Despite doing several bronchodilator treatments a day and being on IV antibiotics for four weeks, I spent Thursday night on the couch listening to my lungs gurgle and wheeze with every breath I took. It’s discouraging to have my airways be so tight and constricted after four weeks of antibiotics and seemingly constant airway clearance. I ended up falling asleep on the couch as I didn’t want to wake Ed up with my constant coughing. I think it was around 1 am.
There’s a lot of stuff falling to the bottom of the to do list these days. And bathing is one of them. Of course working from home and not leaving the house often helps. I’m lucky I get to work from home fulltime, which was happening even before Covid. I would be on disability otherwise. I’m two years and two months away from being eligible to retire, so it’s worth continuing work financially, which will help ease disease progression expenses post retirement.
Although working fulltime this past year is a bit of a misrepresentation. If a full week of work is 40 hours, I averaged about 27 hours this year. That’s 13 hours of leave a week. Now of course all of that was not related to being sick, but most was related to having PCD. There were probably 80 hours’ worth of travel or Longwood Garden days, and probably 48 hours were due to trips to Georgetown as part of the drug study I was in, along with 4-6 hours a week for 6 months for pulmonary rehab. Still though, that’s averaging 12 hours of leave a week due to PCD.
I’m lucky that my job provides flexibility in when I can work and of course being able to work at home. I can work from 5:30am -10pm Monday through Saturday and essentially work comp-time on Sundays. I’m also lucky that they have a leave transfer program. I can take that much leave because of the generosity of healthy employees who donate their excess annual leave to me through the offices leave transfer program.
Now that things have opened up, we traveled to more Scottish games this year including to Canada’s North American Championships. I feel bad though because I’m not in the shape I use to be, I require more oxygen, and I’m just generally moving slowly. I feel like I hold Ed back from doing the traveling he wants to do because I can’t keep up.

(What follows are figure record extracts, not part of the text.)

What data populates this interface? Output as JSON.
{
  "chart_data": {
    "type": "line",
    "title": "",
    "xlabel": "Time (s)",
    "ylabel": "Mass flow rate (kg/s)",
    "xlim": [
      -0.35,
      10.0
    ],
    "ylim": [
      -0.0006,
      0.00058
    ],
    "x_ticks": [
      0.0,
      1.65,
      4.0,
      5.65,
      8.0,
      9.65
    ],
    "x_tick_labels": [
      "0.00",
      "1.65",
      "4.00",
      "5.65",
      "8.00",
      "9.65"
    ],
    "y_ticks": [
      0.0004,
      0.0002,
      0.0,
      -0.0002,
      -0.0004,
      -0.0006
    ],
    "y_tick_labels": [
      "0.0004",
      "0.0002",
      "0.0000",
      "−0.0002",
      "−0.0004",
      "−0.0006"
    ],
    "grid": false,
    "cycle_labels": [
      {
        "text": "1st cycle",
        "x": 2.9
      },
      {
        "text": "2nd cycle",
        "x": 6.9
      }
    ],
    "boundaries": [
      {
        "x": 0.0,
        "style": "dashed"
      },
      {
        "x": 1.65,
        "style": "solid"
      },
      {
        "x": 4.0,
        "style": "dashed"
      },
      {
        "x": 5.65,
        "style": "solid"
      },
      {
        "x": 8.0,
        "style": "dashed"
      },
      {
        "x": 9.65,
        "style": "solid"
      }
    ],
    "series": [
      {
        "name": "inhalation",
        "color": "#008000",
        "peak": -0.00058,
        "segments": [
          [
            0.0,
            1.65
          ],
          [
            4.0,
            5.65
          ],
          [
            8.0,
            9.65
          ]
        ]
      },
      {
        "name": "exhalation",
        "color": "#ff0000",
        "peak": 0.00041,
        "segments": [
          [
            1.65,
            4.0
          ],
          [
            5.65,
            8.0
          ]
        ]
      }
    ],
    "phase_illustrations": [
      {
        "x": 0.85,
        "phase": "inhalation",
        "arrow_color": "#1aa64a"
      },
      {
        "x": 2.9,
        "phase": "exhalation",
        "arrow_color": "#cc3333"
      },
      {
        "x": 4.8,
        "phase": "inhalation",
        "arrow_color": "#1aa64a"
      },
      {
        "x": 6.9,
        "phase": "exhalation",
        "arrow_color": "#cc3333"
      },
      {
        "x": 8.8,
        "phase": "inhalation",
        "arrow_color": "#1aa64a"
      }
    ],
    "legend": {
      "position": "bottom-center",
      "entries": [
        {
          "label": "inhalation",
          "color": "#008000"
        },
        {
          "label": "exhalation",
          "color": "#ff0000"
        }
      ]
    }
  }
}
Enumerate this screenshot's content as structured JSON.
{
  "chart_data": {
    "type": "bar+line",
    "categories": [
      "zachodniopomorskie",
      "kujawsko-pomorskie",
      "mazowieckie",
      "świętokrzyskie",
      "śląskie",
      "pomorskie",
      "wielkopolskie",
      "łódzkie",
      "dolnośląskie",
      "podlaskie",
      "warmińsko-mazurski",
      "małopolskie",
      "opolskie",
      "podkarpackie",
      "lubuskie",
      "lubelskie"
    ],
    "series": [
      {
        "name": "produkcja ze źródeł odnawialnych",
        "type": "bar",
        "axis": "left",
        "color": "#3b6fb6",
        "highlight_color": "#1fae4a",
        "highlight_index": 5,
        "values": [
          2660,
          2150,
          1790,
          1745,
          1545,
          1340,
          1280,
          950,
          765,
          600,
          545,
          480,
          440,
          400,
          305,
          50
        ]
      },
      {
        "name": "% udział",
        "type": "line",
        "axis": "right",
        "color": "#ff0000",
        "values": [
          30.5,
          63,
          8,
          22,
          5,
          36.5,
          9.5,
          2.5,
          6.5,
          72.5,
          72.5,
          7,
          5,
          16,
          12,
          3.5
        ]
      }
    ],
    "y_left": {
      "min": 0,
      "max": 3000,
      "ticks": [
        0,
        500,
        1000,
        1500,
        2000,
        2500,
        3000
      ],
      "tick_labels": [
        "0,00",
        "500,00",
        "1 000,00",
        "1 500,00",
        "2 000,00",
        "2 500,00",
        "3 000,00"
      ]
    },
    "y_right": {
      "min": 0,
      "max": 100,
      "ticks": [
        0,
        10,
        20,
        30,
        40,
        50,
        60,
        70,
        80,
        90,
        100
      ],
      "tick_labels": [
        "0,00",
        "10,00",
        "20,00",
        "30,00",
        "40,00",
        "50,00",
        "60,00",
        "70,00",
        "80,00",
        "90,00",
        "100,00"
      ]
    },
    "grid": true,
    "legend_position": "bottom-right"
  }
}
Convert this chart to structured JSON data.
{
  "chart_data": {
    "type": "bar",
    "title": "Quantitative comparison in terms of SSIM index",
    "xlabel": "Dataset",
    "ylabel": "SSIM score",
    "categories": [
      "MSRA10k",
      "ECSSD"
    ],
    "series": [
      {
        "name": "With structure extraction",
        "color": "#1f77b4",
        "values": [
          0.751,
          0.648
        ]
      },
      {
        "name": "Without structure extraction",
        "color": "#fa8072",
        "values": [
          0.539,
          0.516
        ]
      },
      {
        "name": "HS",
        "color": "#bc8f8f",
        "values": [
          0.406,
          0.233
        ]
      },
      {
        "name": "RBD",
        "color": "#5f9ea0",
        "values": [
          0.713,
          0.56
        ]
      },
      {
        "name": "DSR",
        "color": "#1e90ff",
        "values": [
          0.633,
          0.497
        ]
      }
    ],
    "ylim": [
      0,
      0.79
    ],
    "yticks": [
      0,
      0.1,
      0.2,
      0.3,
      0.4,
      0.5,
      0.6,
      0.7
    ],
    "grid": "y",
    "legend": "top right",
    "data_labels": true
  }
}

I know I make more work for myself with Running On Air. I spent much of my free time this week getting the Move 4 A Cure shirts and medals shipped out. The shirts certainly added a time suck factor. It’s worth it though to generate awareness and money for the PCD Foundation. Part of the problem too is I’m a perfectionist. I probably spend twice as long packing things “just so”.
There’s also the exhaustion that just hits. There are times I wonder if I have narcolepsy because this wave of exhaustion hits and I feel like I might fall asleep right then and there. It happened this past Tuesday. I stayed awake long enough to attend a 10am meeting and then took a 3-hour nap.
It happened again yesterday. I planned on writing this blog but instead I took a nap. I’m constantly having to adjust my schedule based on how I feel. I can wake up early and energetic and then by noon be crashing, or I wake up feeling achy thinking I might be taking the day off but feel fine a few hours later.
It doesn’t seem to be low oxygen level related. I do check with my pulse oximeter and I’m usually in the 90’s.
There’s a lot to keep up with and for every one thing I accomplish on my to do list there’s always at least two more things added. I feel like I need to do better with my time management, however that won’t change my 30% lung capacity. I hope that by setting my priorities and using better time management though I’ll be able to accomplish a little more on my to do list. My priorities are: my health, my husband, my family, my job, Running On Air, housework, and last of all, bathing.
Now excuse me while I go fold the laundry I washed yesterday (before the nap), pay some medical bills and do my 5K for PCD awareness month. Or maybe my body will decide it needs a nap instead. We’ll see.